Bobbi Meier Exhibit: Imperfect Rituals

Bobbi Meier Exhibit: Imperfect Rituals

Riverside Art Center
Freeark Gallery
32 E. Quincy St.
Riverside, IL
January 8 – February 18
Opening Reception: Sunday, January 8, 3 – 6 pm
On View: Thursday, Friday and Saturday, 1 – 5 pm
Artist Talk and Closing Reception: Saturday, February 18, 2 pm

He drew a circle that shut me out—

Heretic, rebel, a thing to flout.

But Love and I had the wit to win:

We drew a circle and took him in!

—Edwin Markam

Circles, the universal symbol representing notions of totality, wholeness, original perfection, The Self, the infinite, eternity, timelessness. More common everyday usage of ‘the inner circle’ or the family circle helps to bring this experience under the proverbial magnifying glass as a range of emotions in response to daily life events are experienced in close proximity. These expansive inquiries along with the intimate experience of family dinners are at the core of Meier’s body of work, Imperfect Rituals.

Beginning with circular castaway pieces of needlepointed fabric, Meier adorns, stitches, and manipulates each piece, as she remembers emotional experiences encountered during family dinners. Using her “Sunday Dinners” tapestries as a springboard for further inquiry at her Kohler residency, Meier slip-cast organic fabric shapes into porcelain objects, creating wall sculptures that rein in the emotion found in her soft fabric pieces, now replaced with hard edged frames and slick, shiny, surfaces. The interiors of her soft sculptures, once hidden, are now revealed becoming hard and contained. In the final and third iteration of this deep dive into family dynamics, “Centerpieces for Matriarchs”, Meier places broken and abstract organ-like porcelain objects inside circular Kohler vessel sinks, now used as bowls, giving each piece a safe place to dwell. Soft to hard, hard to soft, there is a continual search for balance and perfection, placed inside the metaphorical family circle for safekeeping.

—Judith Mullen

I create abstract objects as repositories of human emotion. The home-like architecture of the Freeark gallery provides a fitting environment for my installation. On display are repurposed, needlework portraits, sculptural objects of porcelain and fabric, invented tchotchkes, drawings, interrupted domestic furniture, and the muted sounds of family gatherings. I use these materials as a foundation for re-invention of the decor of my childhood home and as a reflection of the labors of my mother and grandmother. The installation is imbued with emotional reactions to the break in personal, social, and political rituals of the past six years.
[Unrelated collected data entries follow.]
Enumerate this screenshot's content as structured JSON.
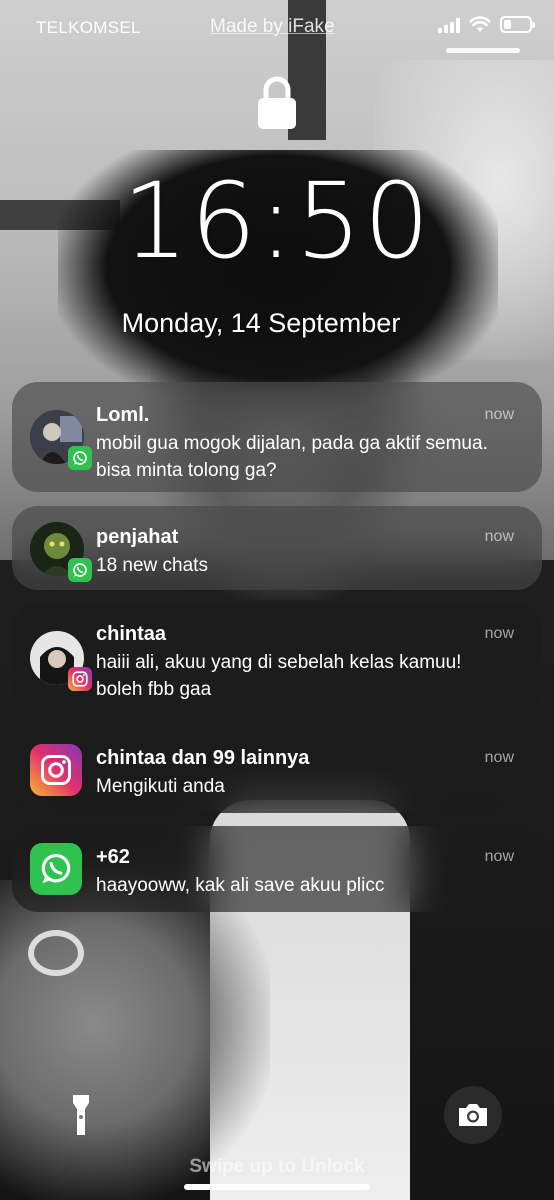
{
  "status_bar": {
    "carrier": "TELKOMSEL",
    "watermark": "Made by iFake",
    "battery_level": 0.3
  },
  "lock_screen": {
    "time": "16:50",
    "date": "Monday, 14 September",
    "swipe_hint": "Swipe up to Unlock"
  },
  "notifications": [
    {
      "app": "whatsapp",
      "title": "Loml.",
      "time": "now",
      "body": "mobil gua mogok dijalan, pada ga aktif semua. bisa minta tolong ga?"
    },
    {
      "app": "whatsapp",
      "title": "penjahat",
      "time": "now",
      "body": "18 new chats"
    },
    {
      "app": "instagram",
      "title": "chintaa",
      "time": "now",
      "body": "haiii ali, akuu yang di sebelah kelas kamuu! boleh fbb gaa"
    },
    {
      "app": "instagram",
      "title": "chintaa dan 99 lainnya",
      "time": "now",
      "body": "Mengikuti anda"
    },
    {
      "app": "whatsapp",
      "title": "+62",
      "time": "now",
      "body": "haayooww, kak ali save akuu plicc"
    }
  ],
  "icons": {
    "lock": "lock-icon",
    "flashlight": "flashlight-icon",
    "camera": "camera-icon"
  },
  "colors": {
    "whatsapp_green": "#2fc24f",
    "instagram_pink": "#e1306c"
  }
}
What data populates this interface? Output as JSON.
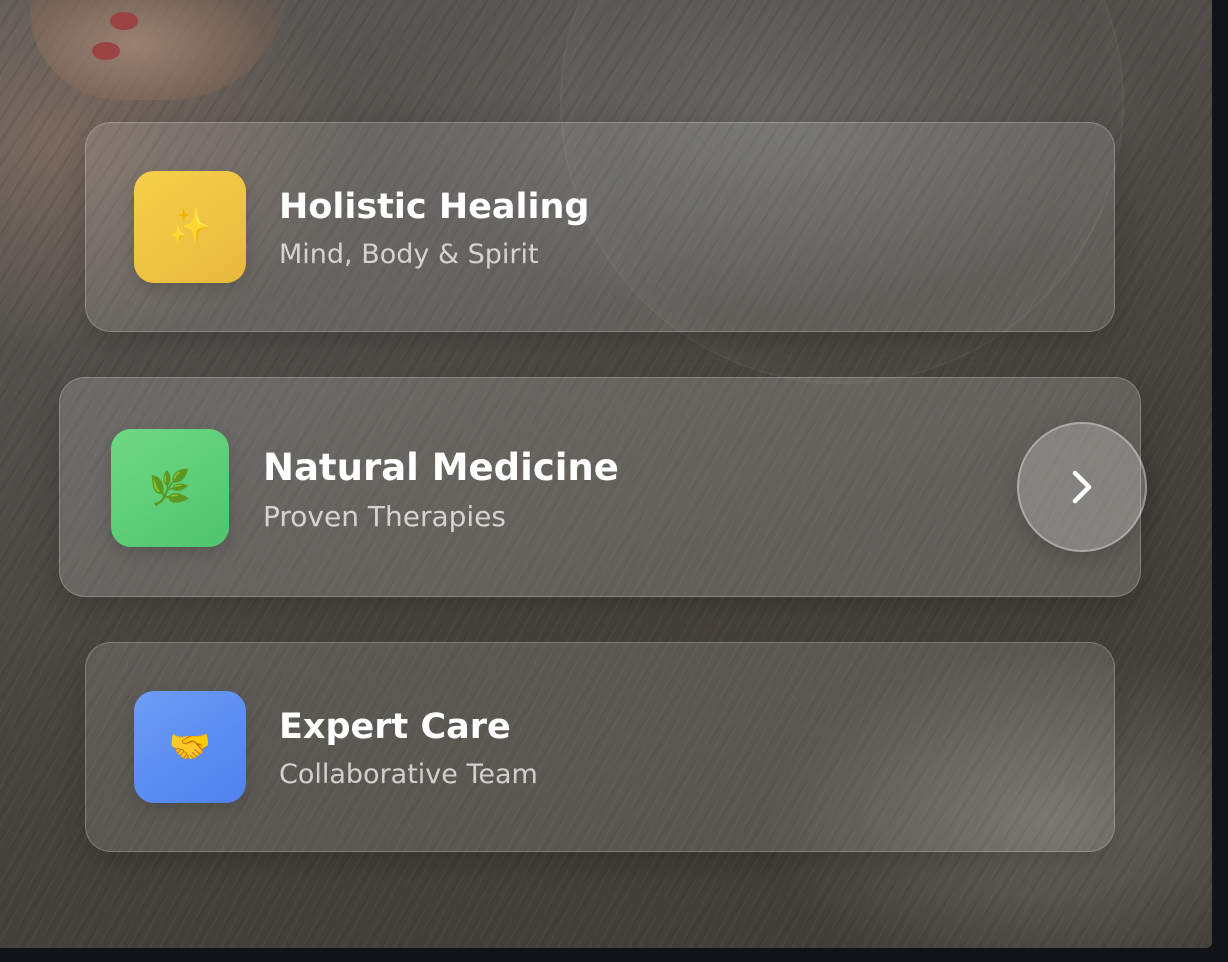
{
  "features": [
    {
      "icon": "sparkles-icon",
      "glyph": "✨",
      "accent": "#F2C94C",
      "title": "Holistic Healing",
      "subtitle": "Mind, Body & Spirit"
    },
    {
      "icon": "herb-icon",
      "glyph": "🌿",
      "accent": "#5FCF78",
      "title": "Natural Medicine",
      "subtitle": "Proven Therapies"
    },
    {
      "icon": "handshake-icon",
      "glyph": "🤝",
      "accent": "#5B8DF0",
      "title": "Expert Care",
      "subtitle": "Collaborative Team"
    }
  ],
  "next_button": {
    "icon": "chevron-right-icon",
    "glyph": "›"
  }
}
A litany of human emotions—longing, anger, fear, sadness, humor, frustration, desire, embarrassment, and the experiences that propel these feelings—are on my mind as I produce my work. I am interested in the connection between the meaning that is inherently present in domestic materials and their relationship to body and memory. At my Kohler residency in 2019, I translated the tactility of spandex and pantyhose from soft to hard through the porcelain slip-casting process, which allowed the interior of the soft sculptures to be revealed in a new skin and become two bodies of work: Family Portraits and Centerpieces for Matriarchs. These parallel threads of porcelain objects became a further development of the tapestry portraits: Sunday Dinners. In these series, abstracted forms are stand-ins for family dynamics, feelings and thoughts that lie beneath the surface and are present on the surface. Buttoned-up emotions, secrets, and misunderstandings compete for attention in our search for perfection.
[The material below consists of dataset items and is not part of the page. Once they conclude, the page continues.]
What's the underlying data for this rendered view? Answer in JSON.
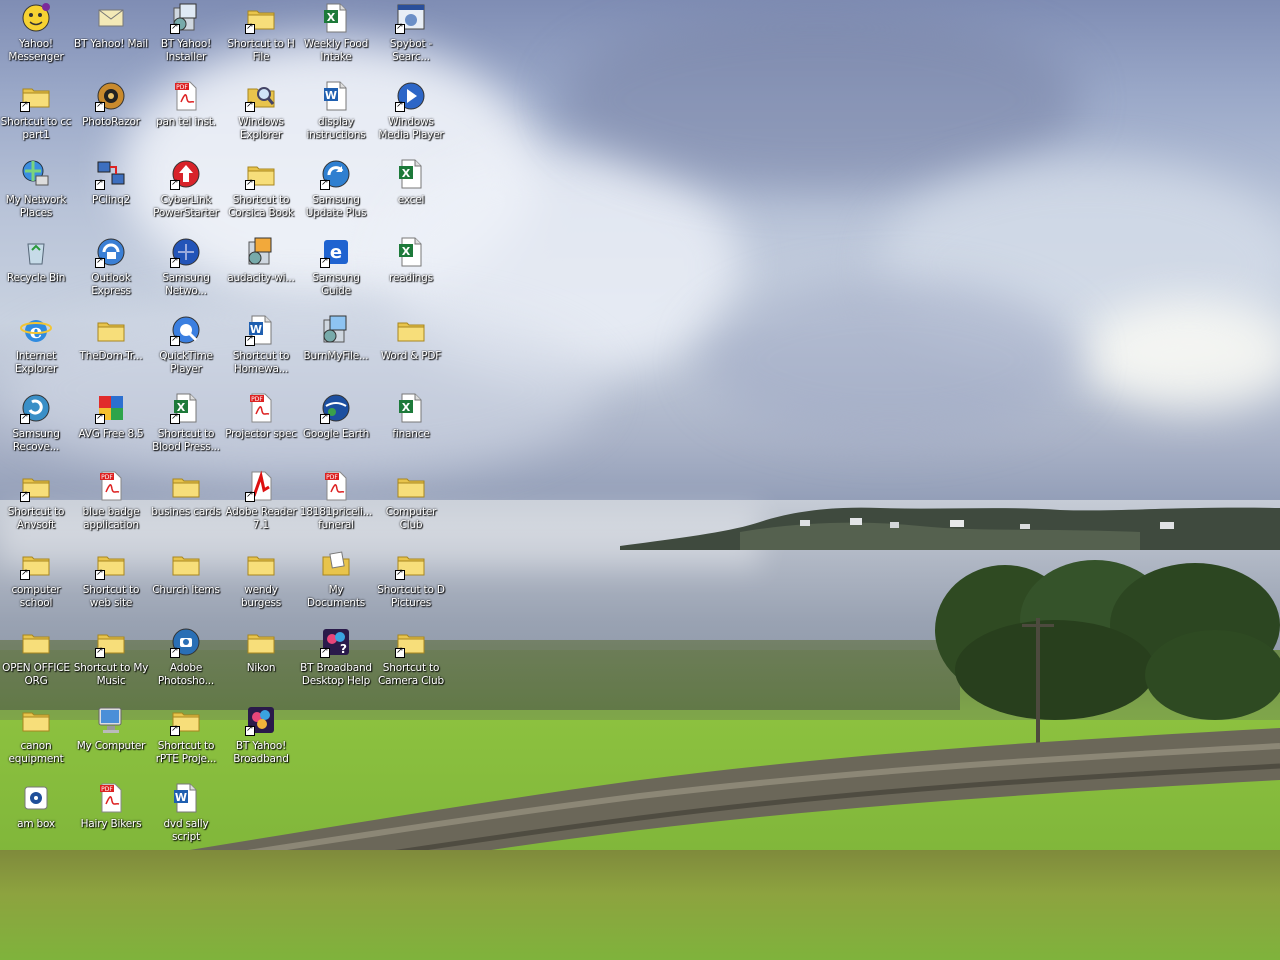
{
  "desktop": {
    "columns": [
      [
        {
          "label": "Yahoo!\nMessenger",
          "icon": "yahoo-messenger-icon",
          "shortcut": false
        },
        {
          "label": "Shortcut to cc\npart1",
          "icon": "folder-icon",
          "shortcut": true
        },
        {
          "label": "My Network\nPlaces",
          "icon": "network-places-icon",
          "shortcut": false
        },
        {
          "label": "Recycle Bin",
          "icon": "recycle-bin-icon",
          "shortcut": false
        },
        {
          "label": "Internet\nExplorer",
          "icon": "internet-explorer-icon",
          "shortcut": false
        },
        {
          "label": "Samsung\nRecove...",
          "icon": "samsung-recovery-icon",
          "shortcut": true
        },
        {
          "label": "Shortcut to\nAnvsoft",
          "icon": "folder-icon",
          "shortcut": true
        },
        {
          "label": "computer\nschool",
          "icon": "folder-icon",
          "shortcut": true
        },
        {
          "label": "OPEN OFFICE\nORG",
          "icon": "folder-icon",
          "shortcut": false
        },
        {
          "label": "canon\nequipment",
          "icon": "folder-icon",
          "shortcut": false
        },
        {
          "label": "am box",
          "icon": "am-box-icon",
          "shortcut": false
        }
      ],
      [
        {
          "label": "BT Yahoo! Mail",
          "icon": "mail-icon",
          "shortcut": false
        },
        {
          "label": "PhotoRazor",
          "icon": "photorazor-icon",
          "shortcut": true
        },
        {
          "label": "PClinq2",
          "icon": "pclinq-icon",
          "shortcut": true
        },
        {
          "label": "Outlook\nExpress",
          "icon": "outlook-express-icon",
          "shortcut": true
        },
        {
          "label": "TheDom-Tr...",
          "icon": "folder-icon",
          "shortcut": false
        },
        {
          "label": "AVG Free 8.5",
          "icon": "avg-icon",
          "shortcut": true
        },
        {
          "label": "blue badge\napplication",
          "icon": "pdf-icon",
          "shortcut": false
        },
        {
          "label": "Shortcut to\nweb site",
          "icon": "folder-icon",
          "shortcut": true
        },
        {
          "label": "Shortcut to My\nMusic",
          "icon": "music-folder-icon",
          "shortcut": true
        },
        {
          "label": "My Computer",
          "icon": "my-computer-icon",
          "shortcut": false
        },
        {
          "label": "Hairy Bikers",
          "icon": "pdf-icon",
          "shortcut": false
        }
      ],
      [
        {
          "label": "BT Yahoo!\nInstaller",
          "icon": "installer-icon",
          "shortcut": true
        },
        {
          "label": "pan tel inst.",
          "icon": "pdf-icon",
          "shortcut": false
        },
        {
          "label": "CyberLink\nPowerStarter",
          "icon": "cyberlink-icon",
          "shortcut": true
        },
        {
          "label": "Samsung\nNetwo...",
          "icon": "samsung-network-icon",
          "shortcut": true
        },
        {
          "label": "QuickTime\nPlayer",
          "icon": "quicktime-icon",
          "shortcut": true
        },
        {
          "label": "Shortcut to\nBlood Press...",
          "icon": "excel-doc-icon",
          "shortcut": true
        },
        {
          "label": "busines cards",
          "icon": "folder-icon",
          "shortcut": false
        },
        {
          "label": "Church Items",
          "icon": "folder-icon",
          "shortcut": false
        },
        {
          "label": "Adobe\nPhotosho...",
          "icon": "photoshop-icon",
          "shortcut": true
        },
        {
          "label": "Shortcut to\nrPTE Proje...",
          "icon": "folder-icon",
          "shortcut": true
        },
        {
          "label": "dvd sally script",
          "icon": "word-doc-icon",
          "shortcut": false
        }
      ],
      [
        {
          "label": "Shortcut to H\nFile",
          "icon": "folder-icon",
          "shortcut": true
        },
        {
          "label": "Windows\nExplorer",
          "icon": "windows-explorer-icon",
          "shortcut": true
        },
        {
          "label": "Shortcut to\nCorsica Book",
          "icon": "folder-icon",
          "shortcut": true
        },
        {
          "label": "audacity-wi...",
          "icon": "audacity-installer-icon",
          "shortcut": false
        },
        {
          "label": "Shortcut to\nHomewa...",
          "icon": "word-doc-icon",
          "shortcut": true
        },
        {
          "label": "Projector spec",
          "icon": "pdf-icon",
          "shortcut": false
        },
        {
          "label": "Adobe Reader\n7.1",
          "icon": "adobe-reader-icon",
          "shortcut": true
        },
        {
          "label": "wendy\nburgess",
          "icon": "folder-icon",
          "shortcut": false
        },
        {
          "label": "Nikon",
          "icon": "folder-icon",
          "shortcut": false
        },
        {
          "label": "BT Yahoo!\nBroadband",
          "icon": "bt-broadband-icon",
          "shortcut": true
        }
      ],
      [
        {
          "label": "Weekly Food\nIntake",
          "icon": "excel-doc-icon",
          "shortcut": false
        },
        {
          "label": "display\ninstructions",
          "icon": "word-doc-icon",
          "shortcut": false
        },
        {
          "label": "Samsung\nUpdate Plus",
          "icon": "samsung-update-icon",
          "shortcut": true
        },
        {
          "label": "Samsung\nGuide",
          "icon": "samsung-guide-icon",
          "shortcut": true
        },
        {
          "label": "BurnMyFile...",
          "icon": "burn-installer-icon",
          "shortcut": false
        },
        {
          "label": "Google Earth",
          "icon": "google-earth-icon",
          "shortcut": true
        },
        {
          "label": "18181priceli...\nfuneral",
          "icon": "pdf-icon",
          "shortcut": false
        },
        {
          "label": "My Documents",
          "icon": "my-documents-icon",
          "shortcut": false
        },
        {
          "label": "BT Broadband\nDesktop Help",
          "icon": "bt-help-icon",
          "shortcut": true
        }
      ],
      [
        {
          "label": "Spybot -\nSearc...",
          "icon": "spybot-icon",
          "shortcut": true
        },
        {
          "label": "Windows\nMedia Player",
          "icon": "media-player-icon",
          "shortcut": true
        },
        {
          "label": "excel",
          "icon": "excel-doc-icon",
          "shortcut": false
        },
        {
          "label": "readings",
          "icon": "excel-doc-icon",
          "shortcut": false
        },
        {
          "label": "Word & PDF",
          "icon": "folder-icon",
          "shortcut": false
        },
        {
          "label": "finance",
          "icon": "excel-doc-icon",
          "shortcut": false
        },
        {
          "label": "Computer Club",
          "icon": "folder-icon",
          "shortcut": false
        },
        {
          "label": "Shortcut to D\nPictures",
          "icon": "folder-icon",
          "shortcut": true
        },
        {
          "label": "Shortcut to\nCamera Club",
          "icon": "folder-icon",
          "shortcut": true
        }
      ]
    ]
  }
}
Rituals of daily living shifted dramatically in our life when our daughter and her family of 4 moved in with us in our two-bedroom home during the early days of the pandemic. Two children under age three became the driving force in rituals of bathing, eating, working, exercising and relaxing. Making art was practically non existent. Snippets of alone time became stolen moments to create and listen to the family slowly waking during early morning solitude. This nearly year-long communal living experience is the source for the sound installation Listening: Family Shadows.

Imperfect Rituals emphasizes our fraught connections in families. What we choose to reveal and what we do not, our perceived flaws, the feelings we hide and the thoughts that remain unspoken. Through aggressive and cathartic manipulation of domestic materials, I am expressing the complexity of lived experiences, the messiness of relationships, and the fragility of our bodies.